Misconceptions about the prevalence of drug use on college campuses are a self-fulfilling prophecy, Dominguez said. Many students who do not drink or use drugs believe alcohol or drug use is extremely common among their fellow students, Dominguez said. Those who do drink and use drugs perceive their peers to have similar habits. Because of their perceptions, both groups adjust their behavior to drink and use drugs with greater frequency, she said.

According to the 2009 CORE Survey, a study of alcohol and drug use among college students, 30 percent of respondents reported using marijuana during the previous year, and 17 percent said they used it in the previous 30 days. Only 12 percent reported using other illegal drugs during the previous year. The survey also showed that fewer students care about alcohol or drug use than about campus vandalism or harassment for religion, gender or race.
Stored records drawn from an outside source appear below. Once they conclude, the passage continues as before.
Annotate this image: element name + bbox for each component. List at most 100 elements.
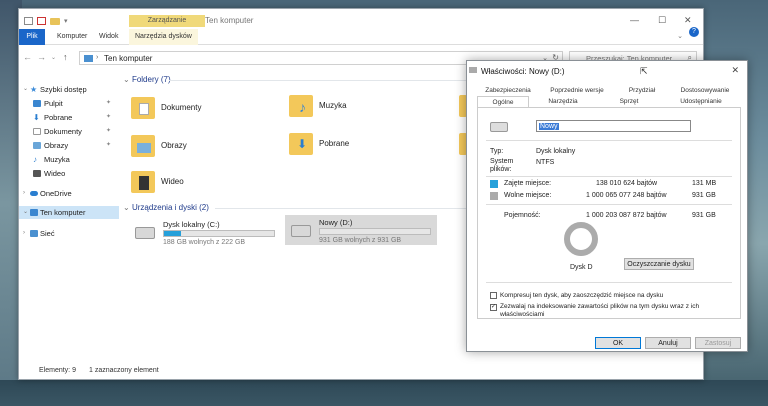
tab-previous-versions[interactable]: Poprzednie wersje: [541, 85, 613, 96]
free-space-swatch: [490, 192, 498, 200]
folder-icon: ♪: [289, 95, 313, 117]
sidebar-item-documents[interactable]: Dokumenty ✦: [19, 125, 119, 138]
pin-icon[interactable]: ✦: [106, 97, 111, 110]
sidebar-label: Wideo: [44, 169, 66, 178]
tab-tools[interactable]: Narzędzia: [533, 96, 593, 107]
pin-icon[interactable]: ✦: [106, 125, 111, 138]
tab-general[interactable]: Ogólne: [477, 96, 529, 107]
chevron-right-icon[interactable]: ›: [23, 187, 25, 200]
sidebar-label: Muzyka: [44, 155, 70, 164]
pin-icon[interactable]: ✦: [106, 139, 111, 152]
chevron-down-icon[interactable]: ⌄: [23, 206, 28, 219]
sidebar-item-pictures[interactable]: Obrazy ✦: [19, 139, 119, 152]
ribbon-tabs: Plik Komputer Widok Narzędzia dysków ⌄: [19, 29, 703, 45]
forward-button[interactable]: →: [37, 52, 46, 62]
folder-icon: [131, 135, 155, 157]
properties-icon[interactable]: [37, 17, 46, 25]
sidebar-label: Szybki dostęp: [40, 85, 87, 94]
devices-group-header[interactable]: ⌄ Urządzenia i dyski (2): [123, 203, 209, 212]
computer-icon: [84, 55, 93, 62]
close-button[interactable]: ✕: [731, 65, 739, 76]
status-item-count: Elementy: 9: [39, 367, 76, 374]
tab-disk-tools[interactable]: Narzędzia dysków: [129, 29, 198, 45]
index-checkbox[interactable]: ✓: [490, 304, 497, 311]
back-button[interactable]: ←: [23, 52, 32, 62]
sidebar-item-downloads[interactable]: ⬇ Pobrane ✦: [19, 111, 119, 124]
sidebar-item-videos[interactable]: Wideo: [19, 167, 119, 180]
cancel-button[interactable]: Anuluj: [645, 337, 691, 349]
folder-documents[interactable]: Dokumenty: [131, 97, 281, 127]
folder-label: Pobrane: [319, 139, 350, 148]
hard-drive-icon: [135, 227, 155, 239]
tab-hardware[interactable]: Sprzęt: [599, 96, 659, 107]
folder-videos[interactable]: Wideo: [131, 171, 281, 201]
sidebar-item-music[interactable]: ♪ Muzyka: [19, 153, 119, 166]
folder-downloads[interactable]: ⬇ Pobrane: [289, 133, 439, 163]
folder-pictures[interactable]: Obrazy: [131, 135, 281, 165]
sidebar-label: OneDrive: [40, 189, 72, 198]
free-space-size: 931 GB: [692, 192, 716, 199]
tab-computer[interactable]: Komputer: [57, 29, 87, 45]
tab-quota[interactable]: Przydział: [617, 85, 667, 96]
sidebar-label: Obrazy: [44, 141, 69, 150]
sidebar-item-quick-access[interactable]: ⌄ ★ Szybki dostęp: [19, 83, 119, 96]
drive-free-space: 931 GB wolnych z 931 GB: [319, 237, 402, 244]
context-tab-manage[interactable]: Zarządzanie: [129, 15, 205, 27]
drive-name: Dysk lokalny (C:): [163, 220, 220, 229]
capacity-size: 931 GB: [692, 212, 716, 219]
recent-locations-icon[interactable]: ⌄: [51, 54, 56, 61]
up-button[interactable]: ↑: [63, 52, 68, 62]
free-space-label: Wolne miejsce:: [504, 192, 552, 199]
sidebar-item-this-pc[interactable]: ⌄ Ten komputer: [19, 206, 119, 219]
tab-file[interactable]: Plik: [19, 29, 45, 45]
folder-label: Dokumenty: [161, 103, 202, 112]
sidebar-item-network[interactable]: › Sieć: [19, 227, 119, 240]
minimize-button[interactable]: —: [630, 15, 639, 25]
folder-icon: ⬇: [289, 133, 313, 155]
drive-d[interactable]: Nowy (D:) 931 GB wolnych z 931 GB: [285, 215, 437, 245]
quick-access-toolbar: ▾: [24, 17, 68, 25]
music-icon: ♪: [33, 155, 37, 164]
sidebar-item-onedrive[interactable]: › OneDrive: [19, 187, 119, 200]
tab-customize[interactable]: Dostosowywanie: [671, 85, 739, 96]
folder-icon: [131, 97, 155, 119]
address-text: Ten komputer: [104, 54, 153, 63]
chevron-right-icon[interactable]: ›: [96, 54, 98, 61]
hard-drive-icon: [490, 122, 508, 132]
tab-view[interactable]: Widok: [99, 29, 118, 45]
chevron-down-icon[interactable]: ⌄: [23, 83, 28, 96]
capacity-bytes: 1 000 203 087 872 bajtów: [586, 212, 667, 219]
close-button[interactable]: ✕: [684, 15, 692, 26]
status-selected: 1 zaznaczony element: [89, 367, 159, 374]
group-title: Urządzenia i dyski (2): [131, 203, 209, 212]
sidebar-label: Ten komputer: [40, 208, 86, 217]
drive-name-input[interactable]: Nowy: [536, 120, 691, 132]
sidebar-item-desktop[interactable]: Pulpit ✦: [19, 97, 119, 110]
drive-c[interactable]: Dysk lokalny (C:) 188 GB wolnych z 222 G…: [129, 217, 281, 247]
maximize-button[interactable]: ☐: [658, 15, 666, 26]
folders-group-header[interactable]: ⌄ Foldery (7): [123, 75, 171, 84]
tab-sharing[interactable]: Udostępnianie: [663, 96, 739, 107]
help-icon[interactable]: ?: [689, 27, 699, 37]
drive-usage-bar: [163, 230, 275, 237]
compress-checkbox[interactable]: [490, 292, 497, 299]
new-folder-icon[interactable]: [50, 17, 60, 25]
videos-icon: [33, 170, 41, 177]
ok-button[interactable]: OK: [595, 337, 641, 349]
network-icon: [30, 230, 38, 237]
drive-usage-fill: [164, 231, 181, 236]
index-label: Zezwalaj na indeksowanie zawartości plik…: [500, 303, 700, 318]
type-value: Dysk lokalny: [536, 148, 576, 155]
compress-label: Kompresuj ten dysk, aby zaoszczędzić mie…: [500, 292, 664, 299]
chevron-right-icon[interactable]: ›: [23, 227, 25, 240]
used-space-bytes: 138 010 624 bajtów: [596, 180, 658, 187]
folder-music[interactable]: ♪ Muzyka: [289, 95, 439, 125]
documents-icon: [33, 128, 41, 135]
apply-button[interactable]: Zastosuj: [695, 337, 741, 349]
disk-cleanup-button[interactable]: Oczyszczanie dysku: [624, 258, 694, 270]
ribbon-expand-icon[interactable]: ⌄: [677, 32, 683, 40]
tab-security[interactable]: Zabezpieczenia: [477, 85, 539, 96]
pin-icon[interactable]: ✦: [106, 111, 111, 124]
qat-dropdown-icon[interactable]: ▾: [64, 17, 68, 25]
used-space-label: Zajęte miejsce:: [504, 180, 552, 187]
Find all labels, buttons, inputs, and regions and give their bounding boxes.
But usage statistics are still lower than students think they are. Slightly more than 53 percent of survey respondents said they believed the average college student uses some form of illegal drug at least once a week.

Although the prevalence of marijuana and the debates over its legalization may contribute to more students doing it, Bob Jones junior Kyle Fetterolf chalks any increase in use to one age-old reason - justification.

"One thing that I've noticed is that if you do drugs, you typically don't think it's bad for you," he said. "You try to justify it. If you talk to pretty much anybody who does weed, they'll try to argue against anything that says it's bad for you."